Background
Volume overload is a common finding in several cardiac disorders, and it is usually caused by different pathologies such as hypertension, valvular disease, myocardial infarction and cardiomyopathies. In each disease, major therapeutical interventions that may control symptoms and improve outcome still show a significant number of non-responders, and the identification of those patients who will benefit from high cost treatments could optimise clinical resources and limit costs of patients’ care.
Cardiac volumes and ejection fraction
In clinical practice, end-diastolic and end-systolic volumes are not easily measured and few cardiologists use them as markers of the efficacy of treatment. Their difference, or stroke volume, is the basis for calculating the ejection fraction as ratio versus the relative end-diastolic volume.
Despite the fact that ejection fraction is an important prognostic factor, its nature, e.g. a ratio between absolute or normalised volumes, areas or counts, causes a loss of accuracy. If both volumes double, ejection fraction remains constant; if the end-diastolic volume increases more than the end-systolic one, the ejection fraction may paradoxically increase. Thus, except when it is generated by “volumetric” techniques such as MRI, gated SPECT or Fast CT, ejection fraction does not linearly reflect cardiac volumes. When it is obtained geometrically (contrast ventriculography, 2D echocardiography), ejection fraction is referred to a ratio of areas rather than volumes and results less accurate in characterising ventricular dynamics.
In fact, it is not uncommon to observe “inappropriate” ejection fractions in some patients with volume overload in whom the apparent overstimation is due, beyond methodological considerations, to the absence of volume determination. Similarly, patients with low ejection fraction in whom an aggressive medical or surgical treatment has been chosen, frequently show the same value at follow-up, but probably at a lower volume overload.
These considerations indicate that selection of patients undergoing major treatments should be based on volumes rather than on ejection fraction, and that these volumes should be monitored in the follow-up to identify responders and to measure the magnitude of the therapeutical effect.
The volumetric “NO RETURN” behaviour
MRI, Gated SPECT and fast CT allow the determination of cardiac volumes with high accuracy and reproducibility. The clinical use of these volumetric measurements changes in different diseases but evidence exists that volume overload is one of the most important predictors of therapeutical effect.
In patients with viable myocardium undergoing coronary revascularisation, benefits are limited by the degree of volume overload (1). In patients with heart failure, massive LV dilation is an independent contributor to poor outcome that may be stabilised by aggressive vasodilator and diuretic therapy (2). Similar findings have been found in patients with valvular disease in whom the degree of volume overload conditions the effect on cavity size after the intervention.
Recently, the problem of volume overload has been demonstrated to affect also the response to biventricular pacing in patients with left bundle branch block in whom the percentage of non responders has been described to be as high as 30% - 50% (3), revealing that clinical and echocardiographic criteria are far from providing an optimal selection of candidates for resynchronisation therapy.
In the field of cardiac surgery, reliable quantification of left ventricular functional parameters is mandatory to predict clinical outcome in patients undergoing aneurysmectomy. Experience in patients with severe volume overload undergoing aneurysmectomy suggests that advanced preoperative left ventricular remodeling may result in postoperative diastolic dysfunction, promoting later redilation with mitral regurgitation (4).
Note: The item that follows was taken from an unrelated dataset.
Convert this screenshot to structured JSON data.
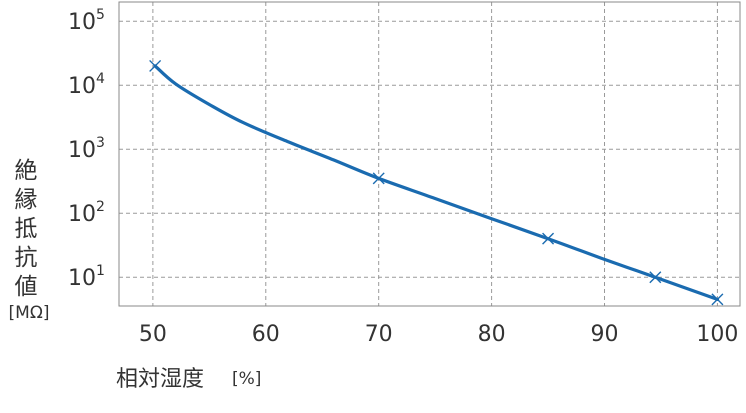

In such patients, MRI proved to be superior as a sensitive and non-invasive tool compared to conventional 2D echocardiography in assessing volume and ejection fraction changes after intervention.
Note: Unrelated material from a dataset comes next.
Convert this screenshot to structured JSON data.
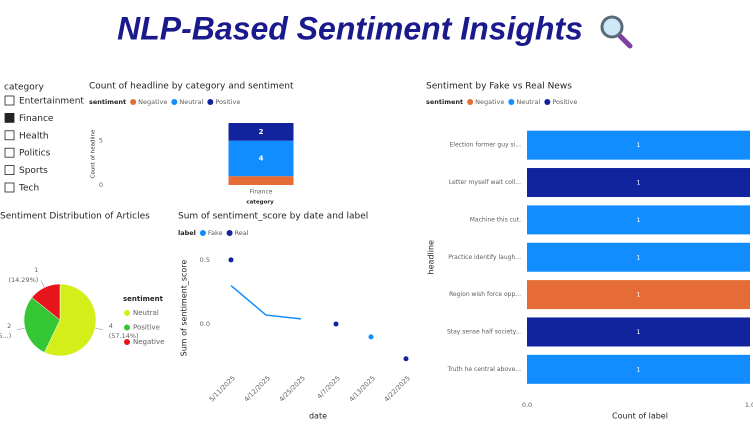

The appropriate use of 3D imaging techniques
3D imaging techniques provide many data, and in some cases the information is redundant. In the absence of a cross standardisation, the clinician should select those measurements that will result useful in clinical decision-making. Thus, cardiac volumes first, followed by ejection fraction and by the specific parameters of each technique.
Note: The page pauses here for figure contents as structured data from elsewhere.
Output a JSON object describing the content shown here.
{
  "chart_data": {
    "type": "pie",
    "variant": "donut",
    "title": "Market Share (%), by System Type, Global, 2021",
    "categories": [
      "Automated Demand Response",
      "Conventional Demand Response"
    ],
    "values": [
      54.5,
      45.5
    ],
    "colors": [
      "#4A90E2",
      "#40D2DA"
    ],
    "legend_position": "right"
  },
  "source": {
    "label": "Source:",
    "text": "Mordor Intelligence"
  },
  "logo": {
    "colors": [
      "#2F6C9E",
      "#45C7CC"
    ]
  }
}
For MRI, volumes can be extended to mass, 4 chambers, wall tickness and valvular function, while for Gated SPECT scan, the regional perfusion/function match will be the added value to volumetric assessment. Fast CT may combine volumes with coronary calcifications. Of course these techniques should be used in selected patients with advanced heart failure undergoing major interventions such as PCI, CABG, left ventricular surgical remodelling, valvular surgery or resynchronisation. Before interventions, for similar ejection fractions, “big hearts” should be managed with extreme care since recovery of function is less common and outcome is poor. Large databases of patients with low ejection fraction and various degrees of volume overload will identify responders with higher accuracy, and hopefully the “volumetric” approach will change some aspects of the current therapeutical approach. Finally, in patients with good image quality, 3D echocardiography may be an attractive alternative to Gated SPECT, MRI or fast CT for the rapid and accurate low-cost quantitation of LV volumes at the bedside.
The content of this article reflects the personal opinion of the author/s and is not necessarily the official position of the European Society of Cardiology.